A series of "rolling recessions" across the country later prompted the FDIC to intervene in problems at regional banks that were involved in key industries like energy and agriculture, leading to a decline in FDIC funds that prompted reforms to the FDIC that are in effect today.

That's essentially what Yellen said Thursday: that the FDIC's policy on uninsured deposits that was established at that time will continue to be enforced moving forward—even as uncertainties about the U.S. banking system mount.

In further questioning, Lankford asked Yellen whether that policy's implication would be that small banks would become less appealing to depositors with accounts exceeding the FDIC's $250,000 insurance threshold. While companies could, in theory, have multiple accounts at a bank that are below $250,000, others might not. Nonprofits or companies with large payrolls might have accounts well above that amount.

For various reasons, those companies could choose to keep their money at a smaller institution, like a credit union or a community bank, whose collapse might not have a profound impact on the national economy. Lankford asked whether such special treatment by federal regulators could be construed as a declaration that the federal government would only step in to insure larger institutions rather than smaller ones.

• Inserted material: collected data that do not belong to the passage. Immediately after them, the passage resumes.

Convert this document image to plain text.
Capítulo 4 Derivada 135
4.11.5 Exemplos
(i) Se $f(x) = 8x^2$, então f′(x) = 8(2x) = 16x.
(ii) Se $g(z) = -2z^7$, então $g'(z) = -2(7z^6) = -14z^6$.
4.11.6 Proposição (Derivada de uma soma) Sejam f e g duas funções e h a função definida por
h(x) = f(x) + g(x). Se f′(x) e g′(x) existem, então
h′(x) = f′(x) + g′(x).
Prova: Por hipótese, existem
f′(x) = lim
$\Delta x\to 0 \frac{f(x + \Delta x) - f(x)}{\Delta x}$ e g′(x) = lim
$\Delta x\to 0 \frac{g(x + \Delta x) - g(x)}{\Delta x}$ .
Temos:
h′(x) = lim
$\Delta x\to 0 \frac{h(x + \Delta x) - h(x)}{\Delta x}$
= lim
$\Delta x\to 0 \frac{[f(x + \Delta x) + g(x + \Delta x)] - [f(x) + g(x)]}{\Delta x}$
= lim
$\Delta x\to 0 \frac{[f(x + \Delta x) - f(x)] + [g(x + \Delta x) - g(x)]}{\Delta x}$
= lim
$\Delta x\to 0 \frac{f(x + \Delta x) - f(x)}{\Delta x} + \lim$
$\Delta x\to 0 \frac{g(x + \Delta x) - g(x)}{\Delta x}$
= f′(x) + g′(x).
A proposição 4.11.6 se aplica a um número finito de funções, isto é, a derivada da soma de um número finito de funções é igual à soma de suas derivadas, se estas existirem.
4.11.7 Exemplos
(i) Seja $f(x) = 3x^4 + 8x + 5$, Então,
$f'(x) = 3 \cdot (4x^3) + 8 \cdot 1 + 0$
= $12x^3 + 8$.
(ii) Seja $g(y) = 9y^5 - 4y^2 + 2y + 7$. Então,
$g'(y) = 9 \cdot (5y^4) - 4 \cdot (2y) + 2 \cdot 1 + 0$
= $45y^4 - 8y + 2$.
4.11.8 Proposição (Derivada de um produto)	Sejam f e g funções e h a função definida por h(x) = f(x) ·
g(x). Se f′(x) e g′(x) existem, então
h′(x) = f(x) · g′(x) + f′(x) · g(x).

Amid the sharp increase in bank mergers over the past decade, Lankford expressed concern that the trend could only accelerate under current policy, causing the U.S. banking system to become less resilient.

"I'm concerned you're...encouraging anyone who has a large deposit at a community bank to [hear], 'We're not going to make you whole, but if you go to one of our preferred banks, we will make you whole,'" Lankford told Yellen.

Yellen replied, "That's certainly not something that we're encouraging."

Newsweek has reached out to Lankford's office for comment.

Update 03/16/23 6:38 p.m. ET: This article was updated to reflect accurate language.